Тем не менее, несмотря на все их старания, следующие несколько дней оказались для напарников столь же безнадежными в плане поисков: нигде не обнаружилось ни подходящих под описание драгоценностей, ни костюма. Инспектор Вайн решил совершить тур по курортным пансионам и обнаружил в одном из них оставленный коричневый костюм, но исследования патологоанатома не выявили на нем никаких пятен крови. Слегка запутал расследование солдат, заявившийся в полицию с признанием в убийстве женщины в поезде, однако хватило одного короткого допроса в Скотленд-Ярде, чтобы убедиться в ложности этого признания. Его передали обратно армейским властям как дезертира.

* * *

Вскоре после этого состоялось второе дознание. Представители власти собрались в том же составе: коронер и его помощник, полицейские из трех ведомств, солиситоры и одиннадцать присяжных. На этот раз допрашивали новых свидетелей, в частности, доктора Спилсбери, появление которого глубоко взволновало Гая.

– Ведь это именно он идентифицировал разложившийся труп жены доктора Криппена, спрятанный им в подвале собственного дома, – пылко прошептал он своему напарнику, который в ответ тихо посоветовал ему угомониться.

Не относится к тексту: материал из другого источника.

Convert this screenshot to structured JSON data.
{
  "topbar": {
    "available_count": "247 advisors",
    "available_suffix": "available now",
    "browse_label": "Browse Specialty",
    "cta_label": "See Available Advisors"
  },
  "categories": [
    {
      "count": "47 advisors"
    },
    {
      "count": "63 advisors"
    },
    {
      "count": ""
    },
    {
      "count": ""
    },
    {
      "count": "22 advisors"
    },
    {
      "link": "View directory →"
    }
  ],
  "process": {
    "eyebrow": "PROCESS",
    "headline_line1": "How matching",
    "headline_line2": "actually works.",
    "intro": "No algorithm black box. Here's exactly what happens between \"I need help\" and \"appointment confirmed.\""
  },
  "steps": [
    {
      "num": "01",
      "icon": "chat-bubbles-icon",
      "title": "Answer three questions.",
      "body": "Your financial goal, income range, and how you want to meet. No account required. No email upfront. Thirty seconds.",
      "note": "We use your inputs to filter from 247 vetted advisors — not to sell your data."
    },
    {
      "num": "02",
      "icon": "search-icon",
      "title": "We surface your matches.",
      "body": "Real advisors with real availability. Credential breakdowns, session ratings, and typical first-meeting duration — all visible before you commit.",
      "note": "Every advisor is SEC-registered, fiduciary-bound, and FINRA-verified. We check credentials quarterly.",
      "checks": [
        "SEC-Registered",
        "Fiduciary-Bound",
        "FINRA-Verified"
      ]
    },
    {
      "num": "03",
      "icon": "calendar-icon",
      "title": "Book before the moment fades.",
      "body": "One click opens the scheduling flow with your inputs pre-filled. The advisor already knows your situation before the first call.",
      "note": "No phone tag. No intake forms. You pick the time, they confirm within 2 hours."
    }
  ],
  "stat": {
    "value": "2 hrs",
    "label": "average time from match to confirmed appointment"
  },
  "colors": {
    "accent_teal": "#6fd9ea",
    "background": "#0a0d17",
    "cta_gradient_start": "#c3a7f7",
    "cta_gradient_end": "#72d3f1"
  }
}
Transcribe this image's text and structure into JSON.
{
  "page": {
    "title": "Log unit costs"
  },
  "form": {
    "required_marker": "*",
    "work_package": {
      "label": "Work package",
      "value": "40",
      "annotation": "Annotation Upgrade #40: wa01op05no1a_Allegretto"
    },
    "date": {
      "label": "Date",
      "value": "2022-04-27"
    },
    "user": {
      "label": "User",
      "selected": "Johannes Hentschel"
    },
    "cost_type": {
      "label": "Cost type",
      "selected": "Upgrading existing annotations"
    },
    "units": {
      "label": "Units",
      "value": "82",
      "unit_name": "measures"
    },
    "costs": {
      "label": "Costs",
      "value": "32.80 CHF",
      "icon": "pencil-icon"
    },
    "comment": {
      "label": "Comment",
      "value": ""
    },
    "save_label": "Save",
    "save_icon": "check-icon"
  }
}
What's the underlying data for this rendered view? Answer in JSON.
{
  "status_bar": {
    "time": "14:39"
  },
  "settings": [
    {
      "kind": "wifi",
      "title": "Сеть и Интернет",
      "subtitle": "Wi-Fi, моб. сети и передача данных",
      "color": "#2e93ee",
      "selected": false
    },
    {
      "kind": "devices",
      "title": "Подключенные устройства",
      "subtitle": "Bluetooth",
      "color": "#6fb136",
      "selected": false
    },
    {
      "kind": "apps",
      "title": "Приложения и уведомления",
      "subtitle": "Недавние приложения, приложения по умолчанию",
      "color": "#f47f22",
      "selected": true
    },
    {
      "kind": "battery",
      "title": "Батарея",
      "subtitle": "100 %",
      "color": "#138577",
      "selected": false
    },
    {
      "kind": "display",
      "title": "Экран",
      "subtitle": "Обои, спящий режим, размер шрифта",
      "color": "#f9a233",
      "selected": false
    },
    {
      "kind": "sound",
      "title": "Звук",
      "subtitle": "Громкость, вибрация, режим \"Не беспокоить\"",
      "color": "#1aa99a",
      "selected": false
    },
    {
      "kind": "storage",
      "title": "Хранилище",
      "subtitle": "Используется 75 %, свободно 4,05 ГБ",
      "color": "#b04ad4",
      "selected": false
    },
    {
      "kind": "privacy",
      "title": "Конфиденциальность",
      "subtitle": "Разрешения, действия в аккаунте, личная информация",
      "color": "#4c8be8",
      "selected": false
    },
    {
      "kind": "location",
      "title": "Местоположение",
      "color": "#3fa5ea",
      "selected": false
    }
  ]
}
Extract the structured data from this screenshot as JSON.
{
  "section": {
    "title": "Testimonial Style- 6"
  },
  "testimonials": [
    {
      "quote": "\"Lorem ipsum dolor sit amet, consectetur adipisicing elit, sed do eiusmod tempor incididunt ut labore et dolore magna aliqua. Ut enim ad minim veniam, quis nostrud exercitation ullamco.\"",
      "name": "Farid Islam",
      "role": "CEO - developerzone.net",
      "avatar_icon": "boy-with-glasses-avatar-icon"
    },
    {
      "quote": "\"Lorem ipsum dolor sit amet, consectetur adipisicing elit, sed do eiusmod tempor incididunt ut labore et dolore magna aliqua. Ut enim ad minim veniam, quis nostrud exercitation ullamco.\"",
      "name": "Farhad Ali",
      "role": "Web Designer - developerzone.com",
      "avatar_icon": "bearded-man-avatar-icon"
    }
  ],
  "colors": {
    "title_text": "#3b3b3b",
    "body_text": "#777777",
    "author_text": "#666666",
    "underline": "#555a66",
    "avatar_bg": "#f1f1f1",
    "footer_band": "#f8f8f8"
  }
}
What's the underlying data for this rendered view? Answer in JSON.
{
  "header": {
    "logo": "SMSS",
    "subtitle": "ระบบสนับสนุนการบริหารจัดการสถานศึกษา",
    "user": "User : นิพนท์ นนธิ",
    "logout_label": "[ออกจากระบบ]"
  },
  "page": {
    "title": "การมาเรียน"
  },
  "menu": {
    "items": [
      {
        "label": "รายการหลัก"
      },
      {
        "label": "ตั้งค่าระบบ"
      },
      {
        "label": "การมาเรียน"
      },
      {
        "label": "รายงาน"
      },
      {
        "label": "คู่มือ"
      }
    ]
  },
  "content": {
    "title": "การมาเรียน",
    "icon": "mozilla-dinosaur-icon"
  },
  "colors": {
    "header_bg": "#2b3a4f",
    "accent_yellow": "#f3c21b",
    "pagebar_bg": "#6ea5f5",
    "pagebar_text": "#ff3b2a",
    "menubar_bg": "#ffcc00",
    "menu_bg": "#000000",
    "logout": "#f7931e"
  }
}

Первой допросили Мейбл Роджерс, по-прежнему одетую в глубокий траур. Салливан заметил, что на этот раз она пришла без сопровождения медсестры, хотя ее спутник выглядел не менее убого, чем на первом дознании. Она не носила обручального кольца, так что он, видимо, не мог быть ее мужем, хотя и явно заботился о ней. Они часто переглядывались, и если Мейбл затруднялась с ответом на вопрос коронера, ее голос обретал уверенность лишь после того, как ее сопровождающий одобрительно кивал ей. Ее попросили повторить некоторые детали, касающиеся мужчины, зашедшего в их купе.

– Я уже рассказала все, что смогла вспомнить, – сказала мисс Роджерс. – Он был в коричневатом твидовом костюме из какого-то смешанного легкого материала. Ни шляпы, ни пальто у него, по-моему, не было. Кажется, он вошел без всякого багажа, хотя, возможно, и с небольшой сумкой. На вид я дала бы ему лет двадцать восемь или тридцать, и он был чисто выбрит.

– Как вы полагаете, к какому классу он мог принадлежать? – спросил коронер.

– Он мог быть клерком, каким-то служащим.

– А как вы думаете, много ли денег взяла с собой в поездку мисс Шор?

– Около трех фунтов, – ответила Мейбл. – Тем утром мы вместе с ней ходили по магазинам, и она говорила, что не может потратить больше, иначе ей не хватит денег на путешествие.

– Не могли бы вы более подробно описать ее внешний вид? Она носила какие-то драгоценности?

– Она была в новой шубке и выглядела вполне прилично одетой. Наверное, напавший подумал, что она богата. Обычно Фло носила два кольца с бриллиантами и наручные часы на золотом браслете.

Гай пребывал в восторженном состоянии. Раньше он присутствовал всего на двух или трех коронерских дознаниях, устроенных по причине того, что кто-то пытался броситься под поезд, но тогда ему и слышать не приходилось о профессиональном расследовании убийства. А теперь случилось это сенсационное событие: пострадавшая женщина в поезде, оружие не обнаружили, и никаких арестованных подозреваемых. В зале суда вновь собрались репортеры, яростно строчившие что-то в своих блокнотах.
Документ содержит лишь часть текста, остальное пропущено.